Halpin v. Riverstone National, Inc., C.A. No. 9796-VCG (Del. Ch. Feb. 26, 2015) (Glasscock, V.C.)
In this decision, the Court of Chancery granted a motion for summary judgment for minority stockholders asserting appraisal rights in a squeeze-out merger. The Court assumed, without deciding, that a common stockholder may waive statutory appraisal rights prospectively by contract. The Court held, however, that, because the corporation failed to comply with the express terms of the stockholders’ agreement that authorized such a waiver, the minority stockholders were entitled to exercise appraisal rights.
On June 5, 2009, certain minority stockholders (the “Minority Stockholders”) holding approximately 9% of the stock of Riverstone National, Inc. (“Riverstone”) entered into a stockholders agreement with Riverstone (the “Stockholders Agreement”). The Stockholders Agreement provided for drag-along rights (the “Drag-Along”) with respect to a merger, exercisable either through a participation right requiring the tender of shares (the “Participation Right”), or the right to require a vote in favor of the merger (the “Voting Right”). Per the terms of the Stockholders Agreement, the Drag-Along required Riverstone to provide notice to the Minority Stockholders for any “proposed” change-of-control transaction.
On May 29, 2014, without providing any prior notice to the Minority Stockholders, the 91% majority stockholder of Riverstone provided its written consent pursuant to Section 228 of the Delaware General Corporation Law (the “DGCL”) for Riverstone to enter into a merger agreement (the “Merger Agreement”) with non-party Greystar Real Estate Partners, LLC (“Greystar”). The Merger Agreement contemplated the merger of Greystar and its wholly-owned subsidiary into Riverstone with each share of Riverstone converted into a right to receive cash (the “Merger”). On May 30, 2014, Riverstone and Greystar executed the Merger Agreement and the Merger became effective on June 2, 2014. On June 9, 2014, Riverstone sent a letter to the Minority Stockholders (the “Information Statement”) providing the first notice of the Merger and attempting to invoke the Drag-Along.
Upon receiving the Information Statement, the Minority Stockholders delivered to Riverstone separate written demands for appraisal rights pursuant to Section 262 of the DGCL, after which two of the Minority Stockholders filed petitions for appraisal. Riverstone counterclaimed for specific performance and added the remaining Minority Stockholders as counterclaim defendants to this specific performance claim. Both the Minority Stockholders and Riverstone moved for summary judgment.
As a preliminary matter, the Court of Chancery observed that the issue of whether a common stockholder may contractually waive statutory appraisal rights in advance was a question of first impression. The Court concluded, however, that, even assuming such a waiver was enforceable, Riverstone’s failure to comply with the terms of the Drag-Along prevented the enforcement of any such waiver.

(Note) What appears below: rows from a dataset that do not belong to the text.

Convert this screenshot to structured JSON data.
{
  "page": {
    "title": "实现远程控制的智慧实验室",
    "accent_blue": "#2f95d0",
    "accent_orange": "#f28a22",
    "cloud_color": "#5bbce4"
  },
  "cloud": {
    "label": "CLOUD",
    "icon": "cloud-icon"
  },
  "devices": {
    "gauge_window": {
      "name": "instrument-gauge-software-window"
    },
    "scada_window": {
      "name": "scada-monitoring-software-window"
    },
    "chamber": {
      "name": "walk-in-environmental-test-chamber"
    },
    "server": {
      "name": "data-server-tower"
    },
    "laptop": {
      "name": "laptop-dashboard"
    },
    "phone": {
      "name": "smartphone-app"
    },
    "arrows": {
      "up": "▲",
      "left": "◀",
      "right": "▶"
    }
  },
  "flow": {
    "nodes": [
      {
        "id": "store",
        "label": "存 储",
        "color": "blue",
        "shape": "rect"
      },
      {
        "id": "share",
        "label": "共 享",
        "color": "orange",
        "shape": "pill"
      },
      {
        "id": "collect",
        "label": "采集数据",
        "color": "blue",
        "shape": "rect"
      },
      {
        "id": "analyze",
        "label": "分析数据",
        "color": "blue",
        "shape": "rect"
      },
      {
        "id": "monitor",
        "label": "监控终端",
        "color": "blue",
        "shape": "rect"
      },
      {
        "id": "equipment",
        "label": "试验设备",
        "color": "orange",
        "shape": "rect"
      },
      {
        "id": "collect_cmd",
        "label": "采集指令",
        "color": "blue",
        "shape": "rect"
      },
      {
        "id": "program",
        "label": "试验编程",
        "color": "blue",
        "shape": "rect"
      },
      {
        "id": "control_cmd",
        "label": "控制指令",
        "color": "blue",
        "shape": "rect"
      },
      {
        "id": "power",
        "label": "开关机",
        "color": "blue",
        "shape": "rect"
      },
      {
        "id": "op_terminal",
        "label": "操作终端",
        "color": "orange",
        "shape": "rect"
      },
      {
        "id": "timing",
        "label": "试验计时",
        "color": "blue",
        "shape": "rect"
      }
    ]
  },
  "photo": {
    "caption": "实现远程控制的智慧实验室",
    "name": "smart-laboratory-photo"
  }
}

The Court first rejected Riverstone’s contention that the Information Statement constitutes an exercise of Riverstone’s Participation Right because there was no reference to any obligation of the Minority Stockholders to tender shares into the Merger. As such, the Court focused on whether Riverstone properly invoked the Voting Right under the Drag-Along for specific performance to require the Minority Stockholders to execute a written consent in favor of the consummated Merger. The Court acknowledged that, while the intent of the Drag-Along was to waive the Minority Stockholders’ appraisal rights, the unambiguous language in the Stockholders Agreement made this right prospective in nature because it required advance notice of a “proposed” merger. Since the explicit language of the Drag-Along required advance notice, the Court found that Riverstone was not entitled to specific performance despite the fact that Riverstone could have forced the consent to the Merger if it had complied with the Stockholders Agreement. Therefore, Riverstone was not entitled to specific performance according to the express terms of the contractual right it sought to invoke.
The Court of Chancery reached a similar conclusion in rejecting Riverstone’s claim for specific performance based on the implied covenant of good faith and fair dealing with respect to the Stockholders Agreement. The Court explained that the implied covenant acts as a “gap-filler” to address developments unanticipated by the contracting parties, and that the Stockholders Agreement provided a “clearly delineated balance between the Minority Stockholders’ appraisal rights and Riverstone’s contractual ability to force a waiver of those rights.” Since the Minority Stockholders were exercising their contractual rights under the negotiated terms of the Stockholders Agreement and not attempting to take advantage of an unanticipated scenario, the Court held that the implied covenant was inapposite. The Court of Chancery granted the Minority Stockholders’ summary judgment motion and denied Riverstone’s summary judgment motion for specific performance.